Suppose estimator $\hat \theta_1$ and $\hat \theta_2$ have $E[\hat \theta_1] = E[\hat \theta_2] = \theta$ and correlation $\rho = \frac{Cov(\hat \theta_1, \hat \theta_2)}{\sigma_{\hat \theta_1}\sigma_{\hat \theta_2}}$. 

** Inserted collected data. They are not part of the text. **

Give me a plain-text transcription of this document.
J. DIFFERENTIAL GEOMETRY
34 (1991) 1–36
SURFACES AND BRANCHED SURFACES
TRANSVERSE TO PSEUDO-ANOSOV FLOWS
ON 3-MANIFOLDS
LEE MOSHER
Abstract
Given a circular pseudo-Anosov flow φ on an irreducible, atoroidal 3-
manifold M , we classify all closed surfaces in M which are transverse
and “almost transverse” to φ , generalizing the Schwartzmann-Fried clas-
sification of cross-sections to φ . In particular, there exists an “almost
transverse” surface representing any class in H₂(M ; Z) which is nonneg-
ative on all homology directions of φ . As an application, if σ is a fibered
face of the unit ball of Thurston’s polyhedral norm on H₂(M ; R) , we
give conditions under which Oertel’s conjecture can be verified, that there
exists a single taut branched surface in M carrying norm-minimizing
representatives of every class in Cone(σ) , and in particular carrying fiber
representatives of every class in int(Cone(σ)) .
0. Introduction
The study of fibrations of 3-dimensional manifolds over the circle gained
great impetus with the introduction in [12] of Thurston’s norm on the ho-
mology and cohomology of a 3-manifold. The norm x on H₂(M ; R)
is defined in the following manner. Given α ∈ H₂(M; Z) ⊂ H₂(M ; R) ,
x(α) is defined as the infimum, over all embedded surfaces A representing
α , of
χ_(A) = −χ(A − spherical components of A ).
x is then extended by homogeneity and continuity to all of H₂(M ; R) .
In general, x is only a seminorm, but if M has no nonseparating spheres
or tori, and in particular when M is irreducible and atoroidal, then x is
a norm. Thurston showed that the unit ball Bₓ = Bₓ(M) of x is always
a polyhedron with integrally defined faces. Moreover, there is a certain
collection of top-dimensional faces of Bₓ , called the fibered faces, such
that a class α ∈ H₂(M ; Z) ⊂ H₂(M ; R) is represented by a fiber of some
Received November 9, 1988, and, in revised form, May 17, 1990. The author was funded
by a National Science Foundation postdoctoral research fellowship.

If (for simplicity of demonstration) $\sigma_{\hat \theta_1}^2=\sigma_{\hat \theta_2}^2=\frac{\sigma^2}{n}$ then 

$$
\begin{align*}
\text{Var}\left(\frac{\hat \theta_1+\hat \theta_2}{2}\right) = {} & \frac{\text{Var}(\hat \theta_1)+\text{Var}(\hat \theta_2)}{4} + \frac{2\text{Cov}(\hat \theta_1, \hat \theta_2)}{4} \\
= {} & \frac{\sigma^2}{2n} + \frac{\frac{\sigma}{\sqrt{n}}\frac{\sigma}{\sqrt{n}}\rho}{2} = \frac{(1+\rho)\sigma^2}{2n}
\end{align*}$$

If $\rho<0$ then 
$\text{Var}\left(\frac{\hat \theta_1+\hat \theta_2}{2}\right) = \frac{(1+\rho)\sigma^2}{2n}$
is less than $\text{Var}(\hat \theta_1)$ and $\text{Var}(\hat \theta_2)$.



Achieving $\rho<0$ (and potentially a substantially lower estimation variance) can in fact be easy... 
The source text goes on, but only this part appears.